How A Hip Hop Artist Usually Starts

By Farah Fan


Hip hop artist Tony Tone, a part of the pioneering rap group the Cold Crush Brothers, noted that gangster rap saved a lot of lives. Hip hop culture became a way of coping with the hardships of life as unprivileged within America, and an outlet to cope with violence and gang culture. MC Kid Lucky mentions that people used to break-dance against each other rather than fighting. Inspired by DJ Kool Herc, Afrika Bambaataa developed a street organization called Universal Zulu Nation, focused around gangster rap, as a way to draw young adults out of gang life and violence.

The musical content of numerous early rap teams focused on social concerns, particularly in the seminal track "The Message", which discussed the facts of life in the housing projects. Young black Americans coming out of the civil rights movement used hip hop culture in the 1980s and 1990s to show the limitations of the movement. Hip hop gave young African Americans a voice to let their problems be heard. Like rock-and-roll, hip hop is intensely opposed by conservatives since it romanticises violence, law-breaking, and gangs. It also gave young blacks a chance for financial gain by reducing the rest of the world to consumers of its social issues.

The 1980s also saw many musicians make social claims through hiphop. In 1982, Melle Mel and Duke Bootee recorded "The Message" officially attributed to Grandmaster Flash and The Furious Five, a song that foreshadowed the socially conscious statements of Run-DMC's "It's like That" and Public Enemy's "Black Steel in the Hour of Chaos".

During the 1980's, hip hop also appreciated the development of rhythm by using the body, via the vocal percussion technique of beatboxing. Pioneers such as Doug E. Fresh, Biz Markie and Buffy from the Fat Boys made beats, rhythm, and musical sounds using their mouth, lips, tongue, voice, and other body parts. "Human Beatbox" performers would also sing or imitate turntablism scratching or other instrument sounds.
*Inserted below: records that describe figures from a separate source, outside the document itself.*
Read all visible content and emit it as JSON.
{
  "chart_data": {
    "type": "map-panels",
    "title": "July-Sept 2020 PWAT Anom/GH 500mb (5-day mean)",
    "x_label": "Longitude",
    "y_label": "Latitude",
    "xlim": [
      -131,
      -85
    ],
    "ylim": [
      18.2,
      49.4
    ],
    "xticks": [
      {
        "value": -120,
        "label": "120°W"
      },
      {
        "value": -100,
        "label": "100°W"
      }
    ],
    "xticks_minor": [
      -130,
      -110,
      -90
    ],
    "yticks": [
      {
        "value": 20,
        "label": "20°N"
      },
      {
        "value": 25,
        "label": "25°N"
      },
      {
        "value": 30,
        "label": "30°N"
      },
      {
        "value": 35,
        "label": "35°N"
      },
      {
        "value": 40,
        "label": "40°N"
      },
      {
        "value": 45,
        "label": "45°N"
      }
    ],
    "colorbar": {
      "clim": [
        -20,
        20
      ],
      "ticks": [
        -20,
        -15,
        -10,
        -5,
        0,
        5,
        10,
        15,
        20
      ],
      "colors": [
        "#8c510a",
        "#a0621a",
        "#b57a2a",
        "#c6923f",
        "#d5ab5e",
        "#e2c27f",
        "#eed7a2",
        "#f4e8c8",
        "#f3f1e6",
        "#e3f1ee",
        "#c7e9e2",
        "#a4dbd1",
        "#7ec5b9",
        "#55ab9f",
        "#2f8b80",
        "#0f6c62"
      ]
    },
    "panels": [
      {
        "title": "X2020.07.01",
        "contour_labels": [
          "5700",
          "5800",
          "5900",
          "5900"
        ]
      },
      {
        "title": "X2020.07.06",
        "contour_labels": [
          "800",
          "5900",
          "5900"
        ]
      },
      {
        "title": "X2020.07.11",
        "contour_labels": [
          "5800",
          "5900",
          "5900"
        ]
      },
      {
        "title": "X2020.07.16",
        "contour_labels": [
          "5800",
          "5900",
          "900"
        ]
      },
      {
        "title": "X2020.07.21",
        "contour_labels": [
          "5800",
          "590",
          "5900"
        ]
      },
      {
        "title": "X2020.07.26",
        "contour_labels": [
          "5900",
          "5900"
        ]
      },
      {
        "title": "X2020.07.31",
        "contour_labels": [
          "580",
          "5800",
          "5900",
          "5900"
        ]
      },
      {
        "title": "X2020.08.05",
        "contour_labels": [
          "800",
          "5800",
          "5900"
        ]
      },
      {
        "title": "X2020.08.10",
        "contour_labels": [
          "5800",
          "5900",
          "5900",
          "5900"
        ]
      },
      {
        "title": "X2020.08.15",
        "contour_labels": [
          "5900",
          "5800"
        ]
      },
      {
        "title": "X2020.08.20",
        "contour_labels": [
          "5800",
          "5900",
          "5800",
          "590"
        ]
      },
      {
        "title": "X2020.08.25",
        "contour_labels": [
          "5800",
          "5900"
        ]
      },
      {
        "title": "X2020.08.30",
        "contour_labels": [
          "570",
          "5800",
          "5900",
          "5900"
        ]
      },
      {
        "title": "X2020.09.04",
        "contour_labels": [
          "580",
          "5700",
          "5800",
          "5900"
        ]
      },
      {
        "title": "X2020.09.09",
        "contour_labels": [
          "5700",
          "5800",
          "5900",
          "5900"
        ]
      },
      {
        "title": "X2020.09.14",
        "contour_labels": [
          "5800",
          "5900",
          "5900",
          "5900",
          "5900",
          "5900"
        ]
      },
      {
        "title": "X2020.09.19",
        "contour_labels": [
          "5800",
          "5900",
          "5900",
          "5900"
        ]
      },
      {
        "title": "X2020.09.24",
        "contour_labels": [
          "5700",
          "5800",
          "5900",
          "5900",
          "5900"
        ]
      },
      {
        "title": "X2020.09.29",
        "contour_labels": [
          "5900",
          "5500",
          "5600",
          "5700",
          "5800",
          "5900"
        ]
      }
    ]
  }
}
With the commercial success of gangsta rap in the early 1990s, however, hip hop artist focus moved from social issues to drugs, violence, and misogyny. Early proponents of gangsta rap included groups and artists such as Ice-T, who documented what some have to say is the first gangsta rap record, 6 in the Mornin', and N.W.A. whose second album Efil4zaggin became the first gangsta rap album to enter the charts at number one. Gangsta rap also played an important part in hiphop becoming a mainstream commodity. The fact that albums such as N.W.A.'s Straight Outta Compton, Eazy-E's Eazy-Duz-It, and Ice Cube's America's Most Wanted were promoting in such high numbers meant that black teens were no longer hip hop's sole buying audience. As a result, gangsta rap became a system for hip hop vocalists who chose to use their music to spread politic and social messages to places that were formerly unaware of what went on in the ghettos of place like Los Angeles and New York. While gangster rap music right now attracts a broader market, media critics debate that socially and politically conscious hip hop has been largely disregarded by mainstream America.